Utility facing criminal charges in multiple California counties

Federal investigators are seeking records from Pacific Gas & Electric in connection with a devastating wildfire this year, raising the specter of more charges against the giant California utility.

In a filing with the Securities and Exchange Commission on Monday, the utility also estimated that its probable loss from liability for the fire was $1.15 billion.

PG&E, already facing criminal charges in multiple counties under state law, said the U.S. attorney for the Eastern District of California served the company with a subpoena last month for documents related to the Dixie Fire, which began in July, burning almost 1 million acres.

PG&E has told state regulators that its equipment might have been involved in starting the blaze, which was the second-largest wildfire ever recorded in the state. Investigators continue to review the cause. The fire, which took more than three months to contain, resulted in one death and destroyed more than 1,000 buildings.

It is unclear whether PG&E, which emerged from bankruptcy protection last year, will be able to recover its liability losses from ratepayers.
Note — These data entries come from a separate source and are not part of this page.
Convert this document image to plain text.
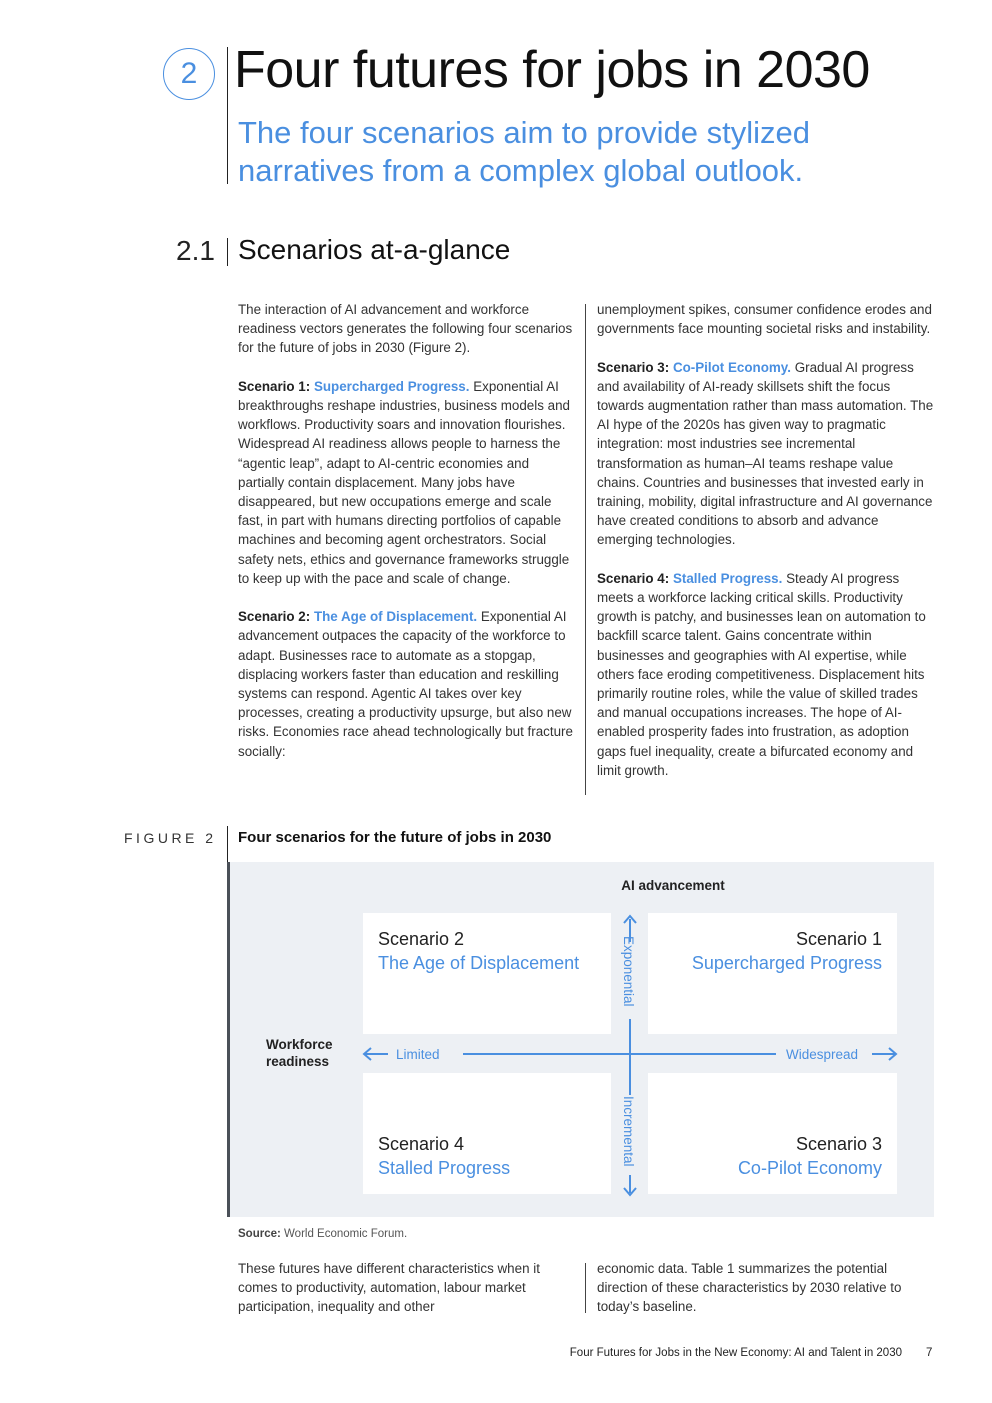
2 Four futures for jobs in 2030
The four scenarios aim to provide stylized narratives from a complex global outlook.
2.1 Scenarios at-a-glance

The interaction of AI advancement and workforce readiness vectors generates the following four scenarios for the future of jobs in 2030 (Figure 2).

Scenario 1: Supercharged Progress. Exponential AI breakthroughs reshape industries, business models and workflows. Productivity soars and innovation flourishes. Widespread AI readiness allows people to harness the “agentic leap”, adapt to AI-centric economies and partially contain displacement. Many jobs have disappeared, but new occupations emerge and scale fast, in part with humans directing portfolios of capable machines and becoming agent orchestrators. Social safety nets, ethics and governance frameworks struggle to keep up with the pace and scale of change.

Scenario 2: The Age of Displacement. Exponential AI advancement outpaces the capacity of the workforce to adapt. Businesses race to automate as a stopgap, displacing workers faster than education and reskilling systems can respond. Agentic AI takes over key processes, creating a productivity upsurge, but also new risks. Economies race ahead technologically but fracture socially:

unemployment spikes, consumer confidence erodes and governments face mounting societal risks and instability.

Scenario 3: Co-Pilot Economy. Gradual AI progress and availability of AI-ready skillsets shift the focus towards augmentation rather than mass automation. The AI hype of the 2020s has given way to pragmatic integration: most industries see incremental transformation as human–AI teams reshape value chains. Countries and businesses that invested early in training, mobility, digital infrastructure and AI governance have created conditions to absorb and advance emerging technologies.

Scenario 4: Stalled Progress. Steady AI progress meets a workforce lacking critical skills. Productivity growth is patchy, and businesses lean on automation to backfill scarce talent. Gains concentrate within businesses and geographies with AI expertise, while others face eroding competitiveness. Displacement hits primarily routine roles, while the value of skilled trades and manual occupations increases. The hope of AI-enabled prosperity fades into frustration, as adoption gaps fuel inequality, create a bifurcated economy and limit growth.

FIGURE 2 Four scenarios for the future of jobs in 2030
AI advancement
Workforce readiness
Scenario 2
The Age of Displacement
Scenario 1
Supercharged Progress
Scenario 4
Stalled Progress
Scenario 3
Co-Pilot Economy
Exponential
Incremental
Limited	Widespread
Source: World Economic Forum.

These futures have different characteristics when it comes to productivity, automation, labour market participation, inequality and other

economic data. Table 1 summarizes the potential direction of these characteristics by 2030 relative to today’s baseline.

Four Futures for Jobs in the New Economy: AI and Talent in 2030 7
If the company is held criminally responsible for the fire, its shareholders may have to pay those costs and all financial penalties imposed by the courts and state regulatory agencies, which could add billions more in fines.
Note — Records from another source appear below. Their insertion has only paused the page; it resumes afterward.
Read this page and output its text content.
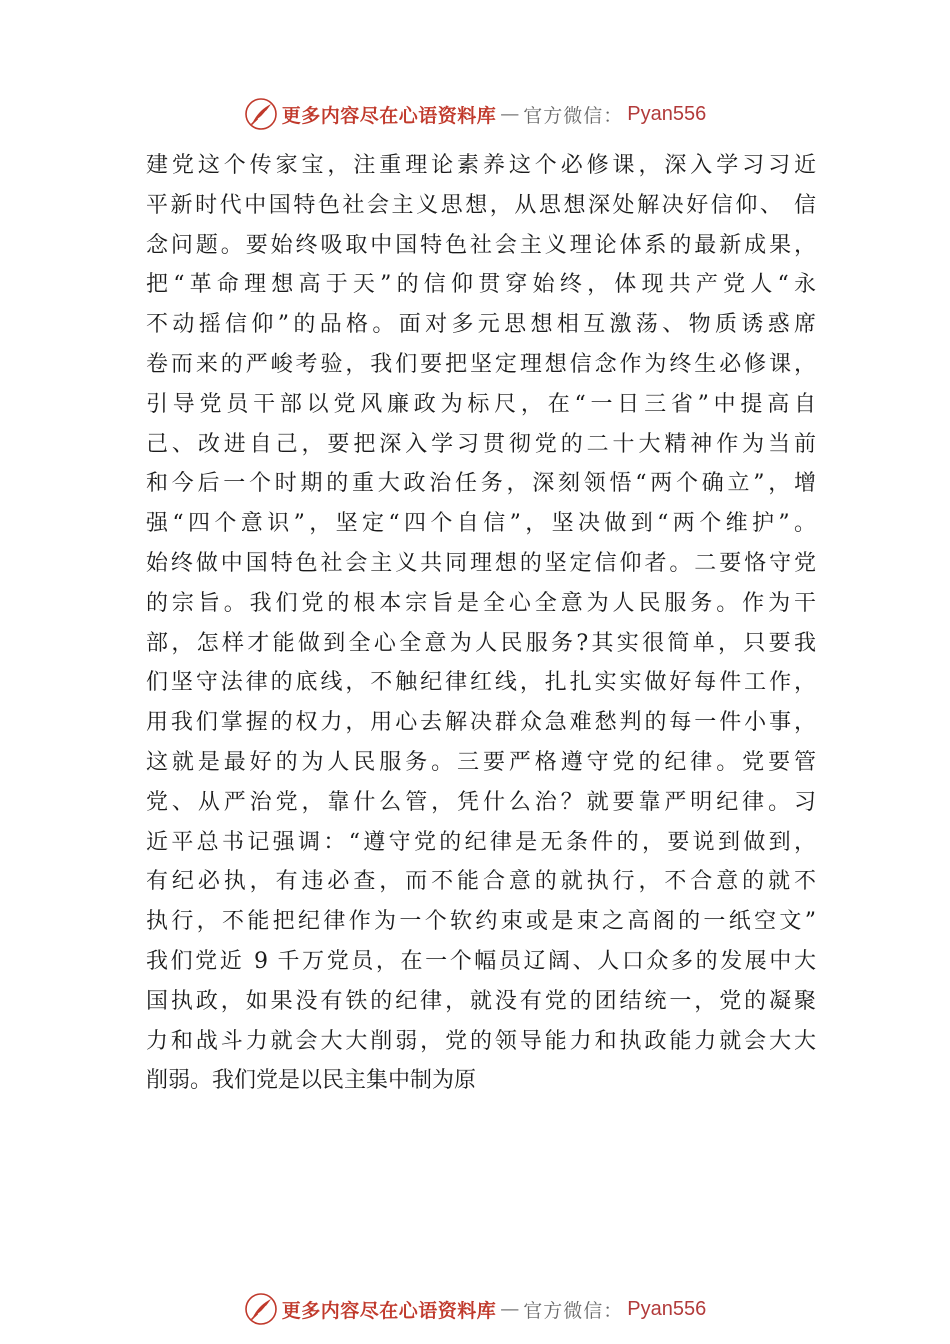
更多内容尽在心语资料库 — 官方微信： Pyan556
建党这个传家宝，注重理论素养这个必修课，深入学习习近
平新时代中国特色社会主义思想，从思想深处解决好信仰、 信
念问题。要始终吸取中国特色社会主义理论体系的最新成果，
把“革命理想高于天”的信仰贯穿始终，体现共产党人“永
不动摇信仰”的品格。面对多元思想相互激荡、物质诱惑席
卷而来的严峻考验，我们要把坚定理想信念作为终生必修课，
引导党员干部以党风廉政为标尺，在“一日三省”中提高自
己、改进自己，要把深入学习贯彻党的二十大精神作为当前
和今后一个时期的重大政治任务，深刻领悟“两个确立”，增
强“四个意识”，坚定“四个自信”，坚决做到“两个维护”。
始终做中国特色社会主义共同理想的坚定信仰者。二要恪守党
的宗旨。我们党的根本宗旨是全心全意为人民服务。作为干
部，怎样才能做到全心全意为人民服务?其实很简单，只要我
们坚守法律的底线，不触纪律红线，扎扎实实做好每件工作，
用我们掌握的权力，用心去解决群众急难愁判的每一件小事，
这就是最好的为人民服务。三要严格遵守党的纪律。党要管
党、从严治党，靠什么管，凭什么治？就要靠严明纪律。习
近平总书记强调：“遵守党的纪律是无条件的，要说到做到，
有纪必执，有违必查，而不能合意的就执行，不合意的就不
执行，不能把纪律作为一个软约束或是束之高阁的一纸空文”
我们党近 9 千万党员，在一个幅员辽阔、人口众多的发展中大
国执政，如果没有铁的纪律，就没有党的团结统一，党的凝聚
力和战斗力就会大大削弱，党的领导能力和执政能力就会大大
削弱。我们党是以民主集中制为原
更多内容尽在心语资料库 — 官方微信： Pyan556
“Failure to obtain substantial or full recovery of costs related to wildfires in a timely manner or any conclusion that such recovery is no longer probable could have a material effect on PG&E Corporation’s and the utility’s financial condition, results of operations, liquidity and cash flows,” the utility said in the filing.

The latest troubles for PG&E weighed on its stock price, which has not risen above $13 since the company exited bankruptcy in July 2020. An increase in the utility’s stock price is critical for paying thousands of claims by previous wildfire victims. PG&E funded half of the victims’ trust in cash and half with company stock that would eventually be sold to pay claims.

The company’s shares closed Monday at $11.41, down 1.6% on the day.

PG&E filed for bankruptcy protection in January 2019 after amassing $30 billion in wildfire liability, including the state’s deadliest blaze, the Camp Fire, which killed scores of people and destroyed the town of Paradise in 2018.

The company pleaded guilty to 84 counts of involuntary manslaughter in connection with the Camp Fire and was ordered to pay almost $2 billion in state penalties.

Prosecutors in Sonoma and Shasta counties have brought criminal charges against PG&E related to the 2019 Kincade Fire and to the 2020 Zogg Fire, which killed four people.

Although PG&E has upgraded parts of its system and taken steps like intermittently shutting off customers’ power to prevent its equipment from causing more fires, the utility has continued to be the subject of wildfire investigations.

In addition to the Dixie Fire, PG&E’s equipment is suspected of causing two other fires this year. And the prevention methods have served only to anger customers, who at times have gone days without power.

Government leaders in San Francisco and San Jose previously called for PG&E to be taken out of investor control and turned into a utility run by the government or customers.